There’s a lot of blurring of boundaries in this talk; in spite of the purported attempt to demarcate differences, it’s often unclear what’s being discussed (priesthood? authority? partnership?). Elder Oaks makes an effort to disambiguate domestic presiding from its ecclesiastical cousin, but there’s evidence throughout of semantic leak from either side. For example, the hierarchical structure of the Church is now designated a “partnership,” borrowing the language of the home (“the concept of partnership functions differently in the family than in the church”). One is not an instance of presiding where the other is a partnership; both seemingly involve both presiding and partnership.
Further, in the section contrasting the hierarchy of Church governance with the non-hierarchy of the home (designated by him, in a creative comandeering of the language, “patriarchy”), he insists priesthood authority in the home be exercised by invitation, not domination (citing D&C 121:41-42). In context, this is an illustration of the non-hierarchy in the home, the supposed thesis of this section of the talk: “When priesthood authority is exercised in that way [following D&C 121:41-42] in the patriarchal family, we achieve the ‘full partnership’ President Kimball taught.” But then, as if in afterthought, he avers that this is even more the case of the exercise of authority ecclesiastically. (“These principles [taught in D&C 121] . . . are especially necessary in the hierarchal organization of the Church.”) So why is it not, here too, an illustration of a lack of hierarchy?
(The lack of coherence in this section of Elder Oaks’ address seems to result from a rhetorical artifice whereby he contrasts abuse and oppression with gospel-centered patriarchy.
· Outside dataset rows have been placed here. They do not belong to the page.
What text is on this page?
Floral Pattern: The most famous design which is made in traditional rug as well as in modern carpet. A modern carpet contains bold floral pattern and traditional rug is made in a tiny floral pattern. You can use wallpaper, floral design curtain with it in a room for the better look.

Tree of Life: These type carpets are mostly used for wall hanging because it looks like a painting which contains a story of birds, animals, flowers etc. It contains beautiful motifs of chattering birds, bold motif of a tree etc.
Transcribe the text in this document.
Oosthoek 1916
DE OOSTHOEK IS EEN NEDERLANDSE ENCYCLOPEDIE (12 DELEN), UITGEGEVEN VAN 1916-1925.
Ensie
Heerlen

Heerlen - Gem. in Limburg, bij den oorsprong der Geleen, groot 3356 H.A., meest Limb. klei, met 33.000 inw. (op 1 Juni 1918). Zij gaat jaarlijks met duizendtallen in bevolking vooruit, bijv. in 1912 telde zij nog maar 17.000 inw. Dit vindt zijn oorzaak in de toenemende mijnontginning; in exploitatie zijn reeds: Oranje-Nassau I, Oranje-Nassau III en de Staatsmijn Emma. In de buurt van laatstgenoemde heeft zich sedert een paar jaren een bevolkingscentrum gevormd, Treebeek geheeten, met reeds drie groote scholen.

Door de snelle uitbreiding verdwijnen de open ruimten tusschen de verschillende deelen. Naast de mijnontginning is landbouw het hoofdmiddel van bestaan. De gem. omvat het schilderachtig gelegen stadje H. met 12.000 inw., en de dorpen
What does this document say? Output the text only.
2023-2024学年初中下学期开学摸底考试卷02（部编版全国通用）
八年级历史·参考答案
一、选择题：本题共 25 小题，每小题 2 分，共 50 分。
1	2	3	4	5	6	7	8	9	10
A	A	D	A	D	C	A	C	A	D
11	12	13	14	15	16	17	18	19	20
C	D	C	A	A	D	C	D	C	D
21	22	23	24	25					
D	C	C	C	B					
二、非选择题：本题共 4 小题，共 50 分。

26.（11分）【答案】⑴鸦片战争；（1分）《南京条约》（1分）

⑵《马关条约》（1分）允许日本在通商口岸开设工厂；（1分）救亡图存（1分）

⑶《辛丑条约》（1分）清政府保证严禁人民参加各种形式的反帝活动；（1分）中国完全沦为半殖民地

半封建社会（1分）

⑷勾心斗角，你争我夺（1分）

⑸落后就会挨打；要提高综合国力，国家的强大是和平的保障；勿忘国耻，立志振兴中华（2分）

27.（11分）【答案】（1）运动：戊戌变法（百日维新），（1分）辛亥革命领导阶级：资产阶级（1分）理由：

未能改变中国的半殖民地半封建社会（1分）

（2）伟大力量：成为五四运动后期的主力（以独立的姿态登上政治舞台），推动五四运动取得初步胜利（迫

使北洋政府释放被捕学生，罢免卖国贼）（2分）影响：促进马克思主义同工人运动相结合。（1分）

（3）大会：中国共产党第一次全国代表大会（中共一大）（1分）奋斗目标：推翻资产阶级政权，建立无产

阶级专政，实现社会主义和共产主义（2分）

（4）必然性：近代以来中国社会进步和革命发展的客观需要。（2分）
The implicit point is that the latter is acceptable—good, even—because it’s specifically not abuse. The trouble is that this secondary contrast does not map well onto his primary contrast between hierarchy in the Church and (not?) in the home—surely he does not mean to imply abuse characterizes Church structure! The result is that he changes key abruptly in the cadence, seemingly neutralizing the very point he’s supposedly illustrating—that presiding in the home is different from presiding in the Church. In point of fact, they seem to be the same.)
The waters are muddy. But piecing together indications given throughout the talk, I think we can schematize Elder Oaks’ model of presiding as follows:
exercise of priesthood superordinate status
Men in the Church: x x
Men at home: x o
Women at home: o x
Observe that when women preside in the home, unlike men (?), they are in charge: “When my father died, my mother presided over our family. She had no priesthood office, but as the surviving parent in her marriage she had become the governing officer in her family.” Here “presiding” is equated to “governing officer.”
My question is: Why can’t both husbands and wives preside together in the home? The term has mutually exclusive application for each of them. From this talk it appears the wife should be the presiding authority and the husband the equal partner.